We probably drilled two post holes before dad got too close to that open shaft with the
rod whipping around when that dangerous rod caught the bottom of dads overall pant leg and
began to try to wrap his leg around that fast turning shaft. Dad yelled, Grandpa yelled, but was
behind the auger and was helpless to do anything. Dad tried to get loose, but his pant leg was
ripping and twisting around the power take-off shaft. I immediately jumped onto the tractor and
pulled the hand clutch stopping the shaft. Dad’s leg was bloody and his pant leg was ripped and
wound around the shaft, but other than that dad was all right.
We raised the auger, got on the tractor and headed for the house. It was several days
before we went to drill post holes again and when we were done with that fence line I don’t ever
remember ever using that machine again. I believe that it was after that when we went to using
steel fence posts and a hand operated fence post driver.
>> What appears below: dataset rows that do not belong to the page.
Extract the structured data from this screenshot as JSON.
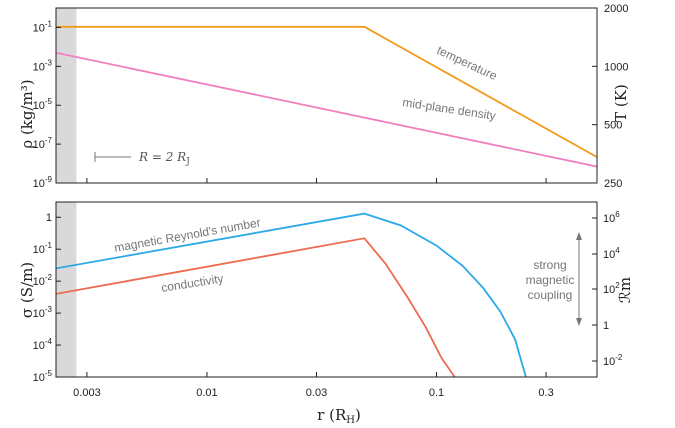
{
  "chart_data": [
    {
      "type": "line",
      "panel": "top",
      "x_scale": "log",
      "x_range": [
        0.0022,
        0.5
      ],
      "left_axis": {
        "label": "ρ (kg/m³)",
        "scale": "log",
        "range": [
          1e-09,
          1.0
        ],
        "ticks": [
          {
            "value": 0.1,
            "base": "10",
            "exp": "-1"
          },
          {
            "value": 0.001,
            "base": "10",
            "exp": "-3"
          },
          {
            "value": 1e-05,
            "base": "10",
            "exp": "-5"
          },
          {
            "value": 1e-07,
            "base": "10",
            "exp": "-7"
          },
          {
            "value": 1e-09,
            "base": "10",
            "exp": "-9"
          }
        ]
      },
      "right_axis": {
        "label": "T (K)",
        "scale": "log",
        "range": [
          250,
          2000
        ],
        "ticks": [
          {
            "value": 2000,
            "text": "2000"
          },
          {
            "value": 1000,
            "text": "1000"
          },
          {
            "value": 500,
            "text": "500"
          },
          {
            "value": 250,
            "text": "250"
          }
        ]
      },
      "series": [
        {
          "name": "temperature",
          "axis": "right",
          "color": "#f29a1a",
          "x": [
            0.0022,
            0.0485,
            0.5
          ],
          "y": [
            1600,
            1600,
            340
          ]
        },
        {
          "name": "mid-plane density",
          "axis": "left",
          "color": "#f17fbf",
          "x": [
            0.0022,
            0.5
          ],
          "y": [
            0.005,
            7e-09
          ]
        }
      ],
      "shaded_region": {
        "x": [
          0.0022,
          0.0027
        ],
        "color": "#d9d9d9"
      },
      "marker_label": {
        "prefix": "R = 2 R",
        "sub": "J"
      }
    },
    {
      "type": "line",
      "panel": "bottom",
      "x_scale": "log",
      "x_range": [
        0.0022,
        0.5
      ],
      "x_label": {
        "prefix": "r (R",
        "sub": "H",
        "suffix": ")"
      },
      "x_ticks": [
        {
          "value": 0.003,
          "text": "0.003"
        },
        {
          "value": 0.01,
          "text": "0.01"
        },
        {
          "value": 0.03,
          "text": "0.03"
        },
        {
          "value": 0.1,
          "text": "0.1"
        },
        {
          "value": 0.3,
          "text": "0.3"
        }
      ],
      "left_axis": {
        "label": "σ (S/m)",
        "scale": "log",
        "range": [
          1e-05,
          3.0
        ],
        "ticks": [
          {
            "value": 1,
            "base": "1",
            "exp": ""
          },
          {
            "value": 0.1,
            "base": "10",
            "exp": "-1"
          },
          {
            "value": 0.01,
            "base": "10",
            "exp": "-2"
          },
          {
            "value": 0.001,
            "base": "10",
            "exp": "-3"
          },
          {
            "value": 0.0001,
            "base": "10",
            "exp": "-4"
          },
          {
            "value": 1e-05,
            "base": "10",
            "exp": "-5"
          }
        ]
      },
      "right_axis": {
        "label": "ℛm",
        "scale": "log",
        "ticks": [
          {
            "value": 1000000.0,
            "base": "10",
            "exp": "6"
          },
          {
            "value": 10000.0,
            "base": "10",
            "exp": "4"
          },
          {
            "value": 100.0,
            "base": "10",
            "exp": "2"
          },
          {
            "value": 1.0,
            "base": "1",
            "exp": ""
          },
          {
            "value": 0.01,
            "base": "10",
            "exp": "-2"
          }
        ]
      },
      "series": [
        {
          "name": "magnetic Reynold's number",
          "axis": "left",
          "color": "#2ba9e8",
          "x": [
            0.0022,
            0.0485,
            0.07,
            0.1,
            0.13,
            0.16,
            0.19,
            0.22,
            0.245
          ],
          "y": [
            0.025,
            1.3,
            0.55,
            0.13,
            0.03,
            0.006,
            0.0011,
            0.00015,
            1e-05
          ]
        },
        {
          "name": "conductivity",
          "axis": "left",
          "color": "#ee6a50",
          "x": [
            0.0022,
            0.0485,
            0.06,
            0.075,
            0.09,
            0.105,
            0.12
          ],
          "y": [
            0.004,
            0.22,
            0.035,
            0.003,
            0.00035,
            4e-05,
            1e-05
          ]
        }
      ],
      "shaded_region": {
        "x": [
          0.0022,
          0.0027
        ],
        "color": "#d9d9d9"
      },
      "annotation": {
        "lines": [
          "strong",
          "magnetic",
          "coupling"
        ]
      }
    }
  ]
}
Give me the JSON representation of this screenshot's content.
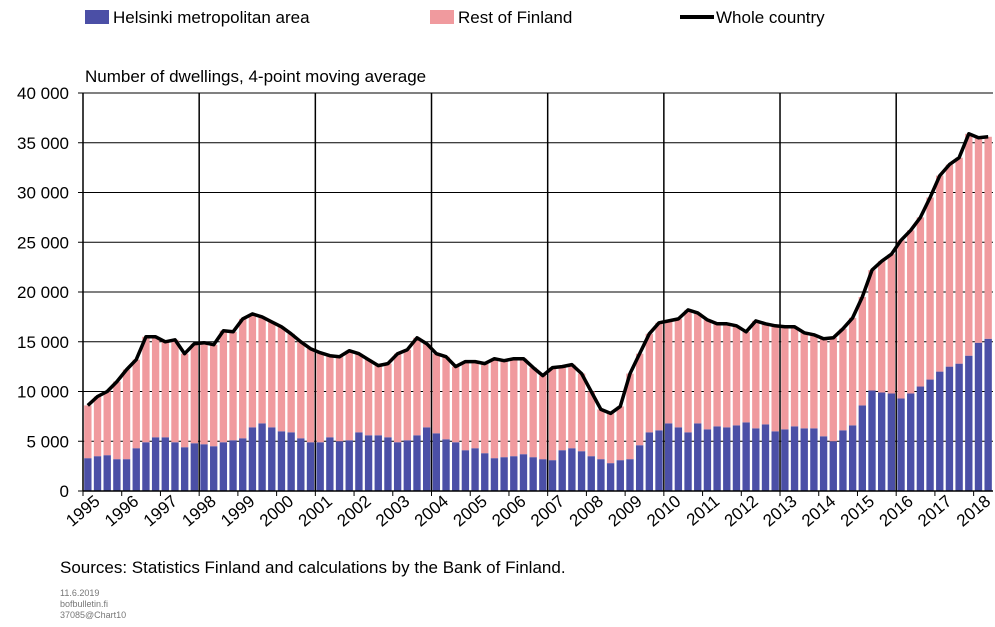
{
  "chart_data": {
    "type": "bar",
    "y_label": "Number of dwellings, 4-point moving average",
    "source": "Sources: Statistics Finland and calculations by the Bank of Finland.",
    "footnotes": [
      "11.6.2019",
      "bofbulletin.fi",
      "37085@Chart10"
    ],
    "stacked": true,
    "grid": true,
    "categories": [
      "1995",
      null,
      null,
      null,
      "1996",
      null,
      null,
      null,
      "1997",
      null,
      null,
      null,
      "1998",
      null,
      null,
      null,
      "1999",
      null,
      null,
      null,
      "2000",
      null,
      null,
      null,
      "2001",
      null,
      null,
      null,
      "2002",
      null,
      null,
      null,
      "2003",
      null,
      null,
      null,
      "2004",
      null,
      null,
      null,
      "2005",
      null,
      null,
      null,
      "2006",
      null,
      null,
      null,
      "2007",
      null,
      null,
      null,
      "2008",
      null,
      null,
      null,
      "2009",
      null,
      null,
      null,
      "2010",
      null,
      null,
      null,
      "2011",
      null,
      null,
      null,
      "2012",
      null,
      null,
      null,
      "2013",
      null,
      null,
      null,
      "2014",
      null,
      null,
      null,
      "2015",
      null,
      null,
      null,
      "2016",
      null,
      null,
      null,
      "2017",
      null,
      null,
      null,
      "2018",
      null
    ],
    "ylim": [
      0,
      40000
    ],
    "yticks": [
      0,
      {
        "value": 5000,
        "label": "5 000"
      },
      {
        "value": 10000,
        "label": "10 000"
      },
      {
        "value": 15000,
        "label": "15 000"
      },
      {
        "value": 20000,
        "label": "20 000"
      },
      {
        "value": 25000,
        "label": "25 000"
      },
      {
        "value": 30000,
        "label": "30 000"
      },
      {
        "value": 35000,
        "label": "35 000"
      },
      {
        "value": 40000,
        "label": "40 000"
      }
    ],
    "series": [
      {
        "name": "Helsinki metropolitan area",
        "type": "bar",
        "color": "#4b4fa6",
        "values": [
          3300,
          3500,
          3600,
          3200,
          3200,
          4300,
          4900,
          5400,
          5400,
          4900,
          4400,
          4800,
          4700,
          4500,
          4900,
          5100,
          5300,
          6400,
          6800,
          6400,
          6000,
          5900,
          5300,
          4900,
          4900,
          5400,
          5000,
          5100,
          5900,
          5600,
          5600,
          5400,
          4900,
          5100,
          5600,
          6400,
          5800,
          5200,
          4900,
          4100,
          4300,
          3800,
          3300,
          3400,
          3500,
          3700,
          3400,
          3200,
          3100,
          4100,
          4300,
          4000,
          3500,
          3200,
          2800,
          3100,
          3200,
          4600,
          5900,
          6100,
          6800,
          6400,
          5900,
          6800,
          6200,
          6500,
          6400,
          6600,
          6900,
          6300,
          6700,
          6000,
          6200,
          6500,
          6300,
          6300,
          5500,
          5000,
          6100,
          6600,
          8600,
          10100,
          9900,
          9800,
          9300,
          9800,
          10500,
          11200,
          12000,
          12500,
          12800,
          13600,
          14900,
          15300
        ]
      },
      {
        "name": "Rest of Finland",
        "type": "bar",
        "color": "#f09a9e",
        "values": [
          5300,
          6000,
          6400,
          7800,
          9000,
          8900,
          10600,
          10100,
          9600,
          10300,
          9400,
          10000,
          10200,
          10200,
          11200,
          10900,
          12000,
          11400,
          10700,
          10600,
          10500,
          9900,
          9700,
          9400,
          9000,
          8200,
          8500,
          9000,
          7900,
          7600,
          7000,
          7400,
          8900,
          9100,
          9800,
          8400,
          8000,
          8300,
          7600,
          8900,
          8700,
          9000,
          10000,
          9700,
          9800,
          9600,
          9000,
          8400,
          9300,
          8400,
          8400,
          7800,
          6500,
          5000,
          5000,
          5400,
          8600,
          9200,
          9900,
          10800,
          10300,
          10900,
          12300,
          11100,
          11000,
          10300,
          10400,
          10000,
          9100,
          10800,
          10100,
          10600,
          10300,
          10000,
          9600,
          9400,
          9800,
          10400,
          10200,
          10800,
          10900,
          12100,
          13200,
          14000,
          15900,
          16400,
          17000,
          18300,
          19700,
          20300,
          20700,
          22300,
          20600,
          20300
        ]
      },
      {
        "name": "Whole country",
        "type": "line",
        "color": "#000000",
        "values": [
          8600,
          9500,
          10000,
          11000,
          12200,
          13200,
          15500,
          15500,
          15000,
          15200,
          13800,
          14800,
          14900,
          14700,
          16100,
          16000,
          17300,
          17800,
          17500,
          17000,
          16500,
          15800,
          15000,
          14300,
          13900,
          13600,
          13500,
          14100,
          13800,
          13200,
          12600,
          12800,
          13800,
          14200,
          15400,
          14800,
          13800,
          13500,
          12500,
          13000,
          13000,
          12800,
          13300,
          13100,
          13300,
          13300,
          12400,
          11600,
          12400,
          12500,
          12700,
          11800,
          10000,
          8200,
          7800,
          8500,
          11800,
          13800,
          15800,
          16900,
          17100,
          17300,
          18200,
          17900,
          17200,
          16800,
          16800,
          16600,
          16000,
          17100,
          16800,
          16600,
          16500,
          16500,
          15900,
          15700,
          15300,
          15400,
          16300,
          17400,
          19500,
          22200,
          23100,
          23800,
          25200,
          26200,
          27500,
          29500,
          31700,
          32800,
          33500,
          35900,
          35500,
          35600
        ]
      }
    ]
  }
}
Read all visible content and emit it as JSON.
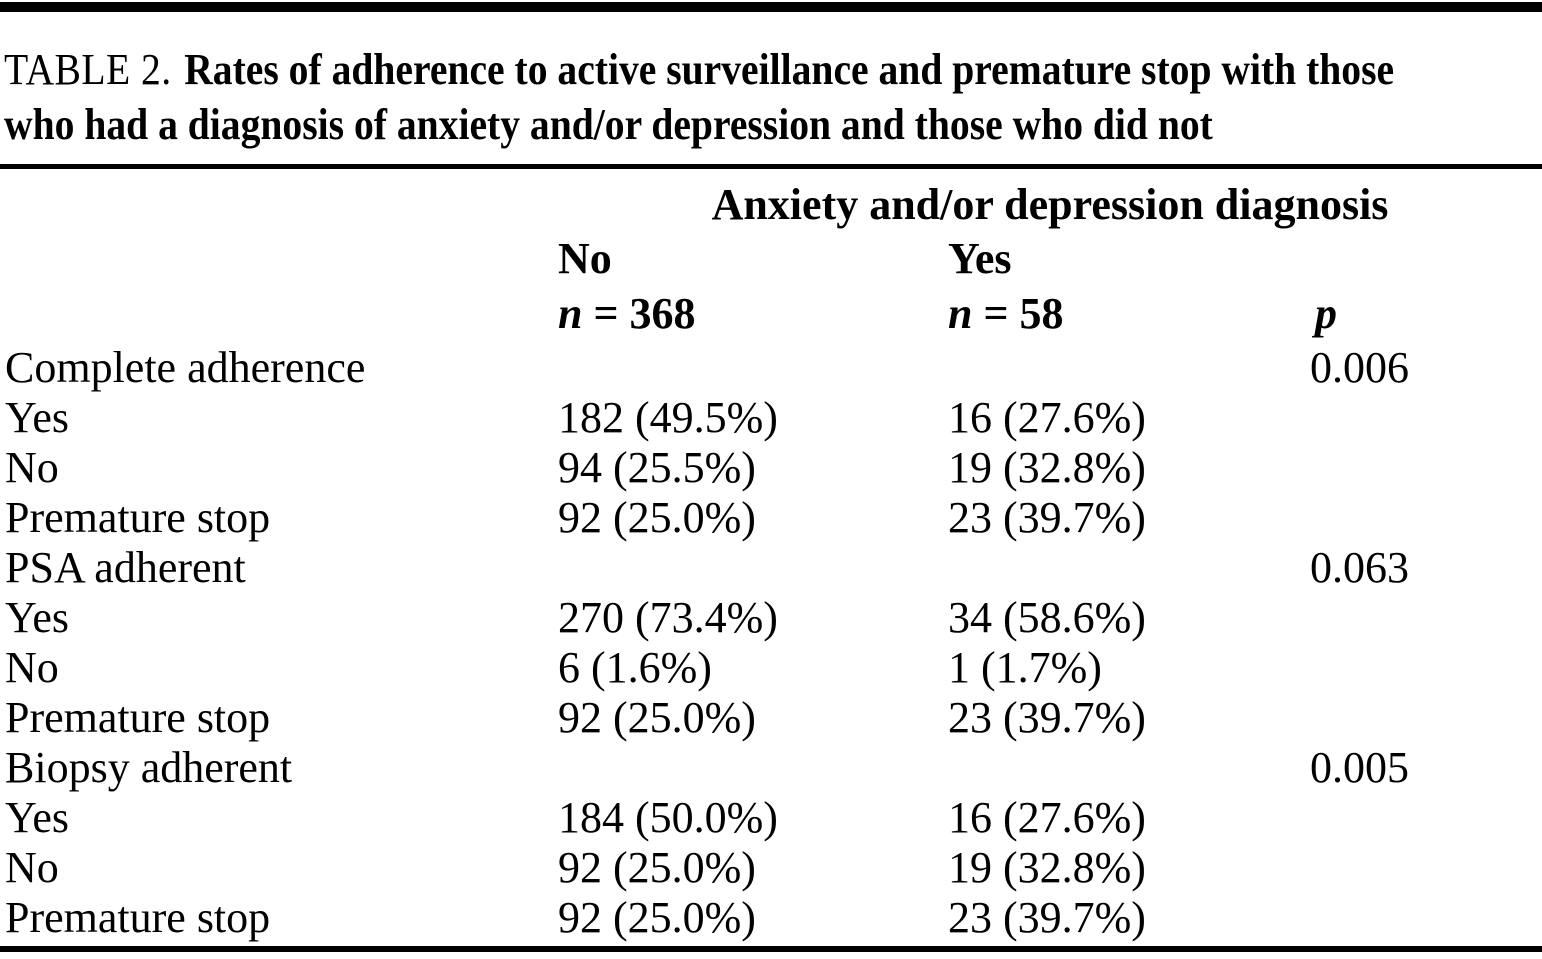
{
  "colors": {
    "background": "#ffffff",
    "text": "#000000",
    "rule": "#000000"
  },
  "caption": {
    "label": "TABLE 2.",
    "line1": "Rates of adherence to active surveillance and premature stop with those",
    "line2": "who had a diagnosis of anxiety and/or depression and those who did not"
  },
  "header": {
    "group": "Anxiety and/or depression diagnosis",
    "col_no": {
      "label": "No",
      "n_symbol": "n",
      "n_value": "= 368"
    },
    "col_yes": {
      "label": "Yes",
      "n_symbol": "n",
      "n_value": "= 58"
    },
    "p_label": "p"
  },
  "rows": [
    {
      "label": "Complete adherence",
      "no": "",
      "yes": "",
      "p": "0.006"
    },
    {
      "label": "Yes",
      "no": "182 (49.5%)",
      "yes": "16 (27.6%)",
      "p": ""
    },
    {
      "label": "No",
      "no": "94 (25.5%)",
      "yes": "19 (32.8%)",
      "p": ""
    },
    {
      "label": "Premature stop",
      "no": "92 (25.0%)",
      "yes": "23 (39.7%)",
      "p": ""
    },
    {
      "label": "PSA adherent",
      "no": "",
      "yes": "",
      "p": "0.063"
    },
    {
      "label": "Yes",
      "no": "270 (73.4%)",
      "yes": "34 (58.6%)",
      "p": ""
    },
    {
      "label": "No",
      "no": "6 (1.6%)",
      "yes": "1 (1.7%)",
      "p": ""
    },
    {
      "label": "Premature stop",
      "no": "92 (25.0%)",
      "yes": "23 (39.7%)",
      "p": ""
    },
    {
      "label": "Biopsy adherent",
      "no": "",
      "yes": "",
      "p": "0.005"
    },
    {
      "label": "Yes",
      "no": "184 (50.0%)",
      "yes": "16 (27.6%)",
      "p": ""
    },
    {
      "label": "No",
      "no": "92 (25.0%)",
      "yes": "19 (32.8%)",
      "p": ""
    },
    {
      "label": "Premature stop",
      "no": "92 (25.0%)",
      "yes": "23 (39.7%)",
      "p": ""
    }
  ]
}
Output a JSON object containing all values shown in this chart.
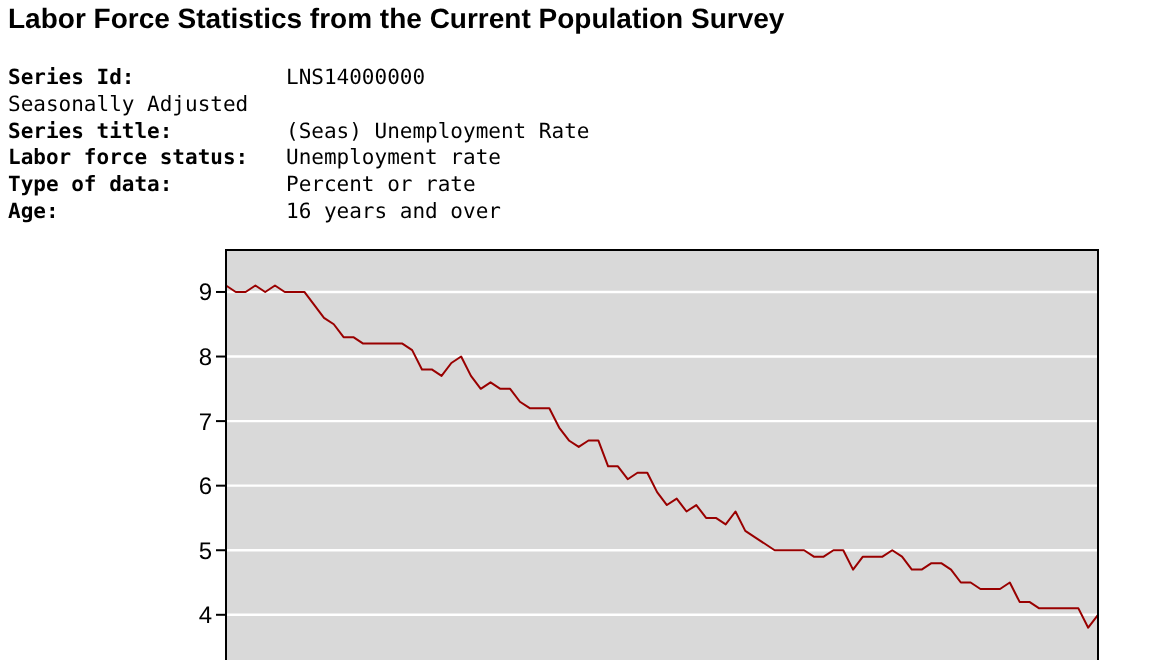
{
  "chart_data": {
    "type": "line",
    "title": "Labor Force Statistics from the Current Population Survey",
    "annotations": [
      "Series Id:\tLNS14000000",
      "Seasonally Adjusted",
      "Series title:\t(Seas) Unemployment Rate",
      "Labor force status:\tUnemployment rate",
      "Type of data:\tPercent or rate",
      "Age:\t16 years and over"
    ],
    "categories": [
      null,
      null,
      null,
      null,
      null,
      null,
      null,
      null,
      null,
      null,
      null,
      null,
      null,
      null,
      null,
      null,
      null,
      null,
      null,
      null,
      null,
      null,
      null,
      null,
      null,
      null,
      null,
      null,
      null,
      null,
      null,
      null,
      null,
      null,
      null,
      null,
      null,
      null,
      null,
      null,
      null,
      null,
      null,
      null,
      null,
      null,
      null,
      null,
      null,
      null,
      null,
      null,
      null,
      null,
      null,
      null,
      null,
      null,
      null,
      null,
      null,
      null,
      null,
      null,
      null,
      null,
      null,
      null,
      null,
      null,
      null,
      null,
      null,
      null,
      null,
      null,
      null,
      null,
      null,
      null,
      null,
      null,
      null,
      null,
      null,
      null,
      null,
      null,
      null,
      null
    ],
    "series": [
      {
        "color": "#990000",
        "values": [
          9.1,
          9.0,
          9.0,
          9.1,
          9.0,
          9.1,
          9.0,
          9.0,
          9.0,
          8.8,
          8.6,
          8.5,
          8.3,
          8.3,
          8.2,
          8.2,
          8.2,
          8.2,
          8.2,
          8.1,
          7.8,
          7.8,
          7.7,
          7.9,
          8.0,
          7.7,
          7.5,
          7.6,
          7.5,
          7.5,
          7.3,
          7.2,
          7.2,
          7.2,
          6.9,
          6.7,
          6.6,
          6.7,
          6.7,
          6.3,
          6.3,
          6.1,
          6.2,
          6.2,
          5.9,
          5.7,
          5.8,
          5.6,
          5.7,
          5.5,
          5.5,
          5.4,
          5.6,
          5.3,
          5.2,
          5.1,
          5.0,
          5.0,
          5.0,
          5.0,
          4.9,
          4.9,
          5.0,
          5.0,
          4.7,
          4.9,
          4.9,
          4.9,
          5.0,
          4.9,
          4.7,
          4.7,
          4.8,
          4.8,
          4.7,
          4.5,
          4.5,
          4.4,
          4.4,
          4.4,
          4.5,
          4.2,
          4.2,
          4.1,
          4.1,
          4.1,
          4.1,
          4.1,
          3.8,
          4.0
        ]
      }
    ],
    "ylim": [
      3.3,
      9.65
    ],
    "yticks": [
      4,
      5,
      6,
      7,
      8,
      9
    ],
    "grid": "y",
    "tick_labels": "y",
    "line_style": "solid",
    "marker": "none"
  }
}
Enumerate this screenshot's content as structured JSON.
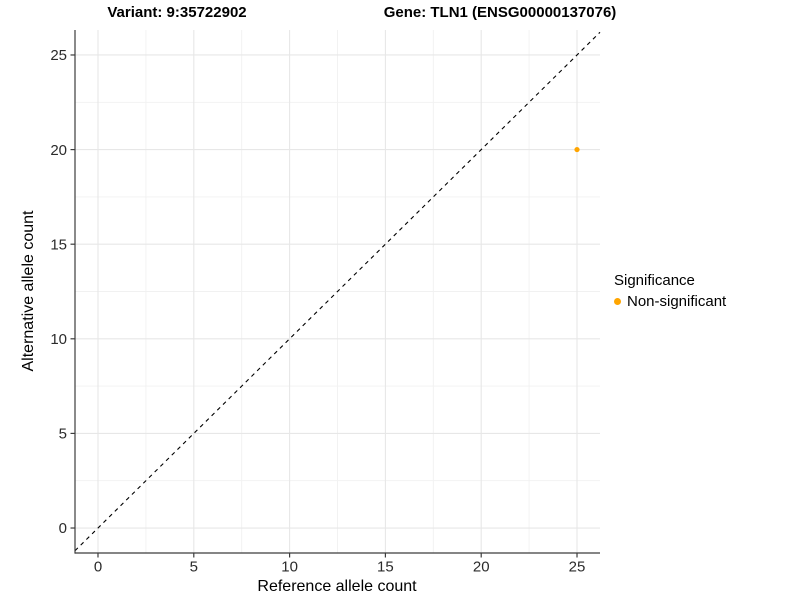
{
  "titles": {
    "left": "Variant: 9:35722902",
    "right": "Gene: TLN1 (ENSG00000137076)"
  },
  "legend": {
    "title": "Significance",
    "items": [
      {
        "label": "Non-significant",
        "color": "#FFA500"
      }
    ]
  },
  "colors": {
    "point": "#FFA500",
    "grid_major": "#e7e7e7",
    "grid_minor": "#f1f1f1",
    "axis_line": "#3c3c3c",
    "tick_text": "#2b2b2b",
    "reference_line": "#000000",
    "background": "#ffffff"
  },
  "chart_data": {
    "type": "scatter",
    "title_left": "Variant: 9:35722902",
    "title_right": "Gene: TLN1 (ENSG00000137076)",
    "xlabel": "Reference allele count",
    "ylabel": "Alternative allele count",
    "xlim": [
      -1.2,
      26.2
    ],
    "ylim": [
      -1.32,
      26.32
    ],
    "x_ticks": [
      0,
      5,
      10,
      15,
      20,
      25
    ],
    "y_ticks": [
      0,
      5,
      10,
      15,
      20,
      25
    ],
    "minor_ticks": [
      2.5,
      7.5,
      12.5,
      17.5,
      22.5
    ],
    "grid": true,
    "legend_position": "right",
    "reference_line": {
      "type": "identity",
      "slope": 1,
      "intercept": 0,
      "style": "dashed"
    },
    "series": [
      {
        "name": "Non-significant",
        "color": "#FFA500",
        "points": [
          {
            "x": 25,
            "y": 20
          }
        ]
      }
    ]
  }
}
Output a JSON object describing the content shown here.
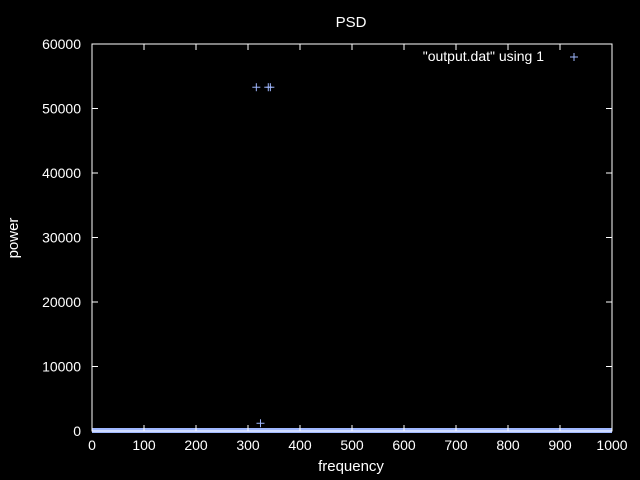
{
  "chart_data": {
    "type": "scatter",
    "title": "PSD",
    "xlabel": "frequency",
    "ylabel": "power",
    "xlim": [
      0,
      1000
    ],
    "ylim": [
      0,
      60000
    ],
    "xticks": [
      0,
      100,
      200,
      300,
      400,
      500,
      600,
      700,
      800,
      900,
      1000
    ],
    "yticks": [
      0,
      10000,
      20000,
      30000,
      40000,
      50000,
      60000
    ],
    "grid": false,
    "background": "#000000",
    "axis_color": "#ffffff",
    "legend_position": "top-right",
    "series": [
      {
        "name": "\"output.dat\" using 1",
        "marker": "plus",
        "color": "#a0b8ff",
        "points": [
          [
            316,
            53300
          ],
          [
            339,
            53300
          ],
          [
            343,
            53300
          ],
          [
            324,
            1200
          ]
        ],
        "baseline": {
          "x_start": 0,
          "x_end": 1000,
          "y": 0,
          "note_values_near_zero": true
        }
      }
    ]
  }
}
Dad liked to play soft ball, this is a game with the same rules as baseball but you use a
larger diameter ball and bat and the ball isn’t as hard as a baseball. The ball is also pitched
underhanded and comes across the plate much slower than with baseball. Dad played in a league
with other men from our area. Some of the friends from the Soft ball team lived in the little
village of Fulton. Fulton is located on a piece of land surrounded on three sides by the Yahara
River. This location was the perfect place build a dam on one side of the village, dig a mill race
from the high side of the lake the dam made to provide water power. A water powered electrical
generator was placed at the end of the mill race so the water passing through the turban flowed
back into the river downstream from the dam. This was done in the 1920’s and the surrounding
community had electric power. Two of dad’s friends, the Millard brothers, lived beside the mill
race. After a long hot day working in the fields, sometimes dad would go over to the Millard’s

and swim with them in the mill race. One hot summer evening, when I was probably seven or
eight years old, dad took me along to swim with him in the mill rece. It had been a hot day and
the water was warm, but it felt very refreshing. I was in the stream standing, on a tree root, in
the water with just my head just above the water. The water was probably eight feet deep at that
point. The next thing I remember was one of the Millard men pulling to the surface of the water
by my hair. I was sputtering and spitting water. Immediately I was lifted out of the water and
onto the grass. At that point dad decided we needed to go home. He never took me swimming
again!

To start school in Wisconsin when I was young, you had to be six years old by a certain
date. My birthday fell in February and that missed the date, so I started school at age six in
1946. This was just after World War II had ended and the country was beginning to get over the
war. To give a little historical review, the war was between Allies, and a combination of other
countries that included Germany and the countries it conquered, Italy and Japan. The allies
consisted of The United States of America, The British Empire, France and China. The reason
that this was important was that during the war various ethnic groups of people such as the
Norwegians, the Swedish, the Finish, the Danish and the English were sometimes distrusting of
Americans of German and Japanese descent. Our family farm was located in what was then
called the Miller School District. I was the only student of parents of German descent in the
school district at that time. I started first grade not knowing that I was different than the rest of
the kids. I had no knowledge of the derogatory names people of German descent were called
behind their backs. I found out about Huns, Natzies and Krouts, and that I was one of them. I
fought back, but was not much of a fighter and my mother became very good at patching my

ripped clothes when I came home from school after I was picked on. The first half of the year I
didn’t have a coat or hat that hadn’t been ripped and patched. I probably brought some of the
derision upon myself as I was always very self confident and outgoing. I had to learn how to
avoid fights and stay out of the way.